The High Court appointed former Chief Justice Himachal Pradesh Justice Mansoor Ahmed Mir as Sole Arbitrator of the case. The Arbitrator directed the JKRTC to file response and latter constituted a committee (vide order No: JKRTC/ GMA/ Sgr/642 dated25.8.2023) which under the chairmanship of the MD decided to go for negotiated settlement despite the opposition by the FA&CAO and General Manager (P).
The JKRTC instead of defending the arbitration case conceded to the demands of the contractor and ordered the sanction of Rs 4.25 crore reimbursement to him.
“…the sanction is hereby accorded to the release of Rs 4,25,01747 in favour of M/s Qureshi Transport Company…on account of M.O, Trip Money and HSD,” read the order (JKRTC/GML/Sgr/862 dated 13-01-2024) issued by the JKRTC.
As per section 15(2) of RTC Act, the MD of the JKRTC has to obtain the views of FA&CAO on every proposal involving revenue and expenditure of the corporation.
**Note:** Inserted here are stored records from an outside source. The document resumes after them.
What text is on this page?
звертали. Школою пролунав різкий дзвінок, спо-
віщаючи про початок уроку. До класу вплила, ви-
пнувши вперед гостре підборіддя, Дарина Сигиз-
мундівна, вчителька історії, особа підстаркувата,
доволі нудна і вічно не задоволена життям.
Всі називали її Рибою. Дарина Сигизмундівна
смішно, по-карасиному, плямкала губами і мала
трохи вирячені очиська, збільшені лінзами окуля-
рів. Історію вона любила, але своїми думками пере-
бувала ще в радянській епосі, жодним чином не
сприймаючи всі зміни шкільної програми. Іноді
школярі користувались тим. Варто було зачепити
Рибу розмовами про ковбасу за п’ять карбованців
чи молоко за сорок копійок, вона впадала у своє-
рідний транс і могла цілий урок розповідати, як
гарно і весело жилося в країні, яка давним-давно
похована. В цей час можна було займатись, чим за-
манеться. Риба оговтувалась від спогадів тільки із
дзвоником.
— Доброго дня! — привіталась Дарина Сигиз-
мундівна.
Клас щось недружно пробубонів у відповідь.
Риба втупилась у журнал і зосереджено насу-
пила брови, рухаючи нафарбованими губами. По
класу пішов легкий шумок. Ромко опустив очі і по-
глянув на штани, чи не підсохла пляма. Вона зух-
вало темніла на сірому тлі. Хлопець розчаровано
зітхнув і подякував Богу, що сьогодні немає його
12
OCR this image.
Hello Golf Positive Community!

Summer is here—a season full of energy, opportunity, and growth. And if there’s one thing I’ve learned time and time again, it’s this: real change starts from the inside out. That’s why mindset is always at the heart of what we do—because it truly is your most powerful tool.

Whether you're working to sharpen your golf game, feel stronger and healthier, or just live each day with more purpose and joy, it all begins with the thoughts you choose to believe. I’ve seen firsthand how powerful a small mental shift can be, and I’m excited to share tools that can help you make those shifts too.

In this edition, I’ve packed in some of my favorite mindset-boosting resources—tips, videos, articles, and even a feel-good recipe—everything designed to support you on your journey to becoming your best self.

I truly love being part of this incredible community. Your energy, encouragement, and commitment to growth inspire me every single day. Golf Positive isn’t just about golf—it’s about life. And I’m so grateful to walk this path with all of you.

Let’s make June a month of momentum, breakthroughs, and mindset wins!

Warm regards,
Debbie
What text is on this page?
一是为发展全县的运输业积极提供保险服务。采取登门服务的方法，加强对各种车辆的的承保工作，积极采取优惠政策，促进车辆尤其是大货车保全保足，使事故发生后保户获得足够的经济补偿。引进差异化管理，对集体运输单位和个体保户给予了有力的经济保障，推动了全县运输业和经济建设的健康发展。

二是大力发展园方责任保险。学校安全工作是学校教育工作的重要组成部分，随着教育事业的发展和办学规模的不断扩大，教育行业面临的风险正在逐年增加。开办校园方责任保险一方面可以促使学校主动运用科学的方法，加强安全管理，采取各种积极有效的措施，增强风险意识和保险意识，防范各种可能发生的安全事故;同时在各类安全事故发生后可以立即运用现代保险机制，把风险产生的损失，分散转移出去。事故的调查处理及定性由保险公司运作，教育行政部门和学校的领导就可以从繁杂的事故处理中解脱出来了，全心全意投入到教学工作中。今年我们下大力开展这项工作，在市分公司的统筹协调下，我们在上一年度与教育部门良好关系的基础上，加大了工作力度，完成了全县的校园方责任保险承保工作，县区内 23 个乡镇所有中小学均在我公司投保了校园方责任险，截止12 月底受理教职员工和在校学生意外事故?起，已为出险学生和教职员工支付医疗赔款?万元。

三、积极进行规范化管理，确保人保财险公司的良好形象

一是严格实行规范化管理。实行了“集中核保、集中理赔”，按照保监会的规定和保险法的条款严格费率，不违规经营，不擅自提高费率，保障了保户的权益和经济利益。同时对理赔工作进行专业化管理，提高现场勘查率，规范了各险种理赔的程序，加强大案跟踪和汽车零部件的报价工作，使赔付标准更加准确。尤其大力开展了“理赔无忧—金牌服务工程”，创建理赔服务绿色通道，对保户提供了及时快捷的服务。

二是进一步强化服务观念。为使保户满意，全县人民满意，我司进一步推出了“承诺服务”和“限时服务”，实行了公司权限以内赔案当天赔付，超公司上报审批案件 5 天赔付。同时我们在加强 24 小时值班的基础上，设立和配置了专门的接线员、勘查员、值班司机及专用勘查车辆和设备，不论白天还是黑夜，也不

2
But the MD ignored the suggestions given by the FA&CAO who pleaded for contesting the case and also seeking the opinion of the Law Department.
“…it is suggested that the Corporation should contest the case before court Arbitrator on its merits, as the Corporation has floated NIT, allotted tender to L1 bidder, signed agreement and rejected others on the terms & conditions of the same NIT. The Corporation has deducted commission afford by the firm on end rates (Agreement, and terms and conditions of NIT)”, reads the note (dated 09/11/2023) written by the FA&CAO on the minutes of the meeting issued by the JKRTC (Under no. JKTRC/GML dated 03.11.2023).
The General Manager Planning in his note in response to the minutes of the meeting has said that the Corporation has strong grounds to defend the arbitration case.
He stated that the contractor has not raised the issue about any kind of ambiguity in the freight structure/pattern applicable to JKRTC at the time of pre-bid meeting, acceptance of allotment order, execution of agreement, but has approached JKRTC at the end the contract period.
“It is worth reminding here that the said firm besides other firms had supplied trucks to JKRTC to meet its leftover demand during the past as well against valid allotment orders and agreements executed on the same terms and conditions and JKRTC had deducted commission on applicable end freight rates; and no objections on deduction of commission on end freight /rates had been raised by any of the firms including the said firm,” he stated.
“Therefore, any kind of negotiations with the firm on deducting the commission on basic freight rate instead of end freight rate shall be illegal and breach of contract. Besides, this will dilute the sanctity of the tender,” he stated.
“This will open the flood gate for previous contractors of the Corporation, who have supplied Trucks/Buses to meet the leftover demand of the Corporation against similar tenders and the corporation may have to pay huge amounts to other firms,” he further stated.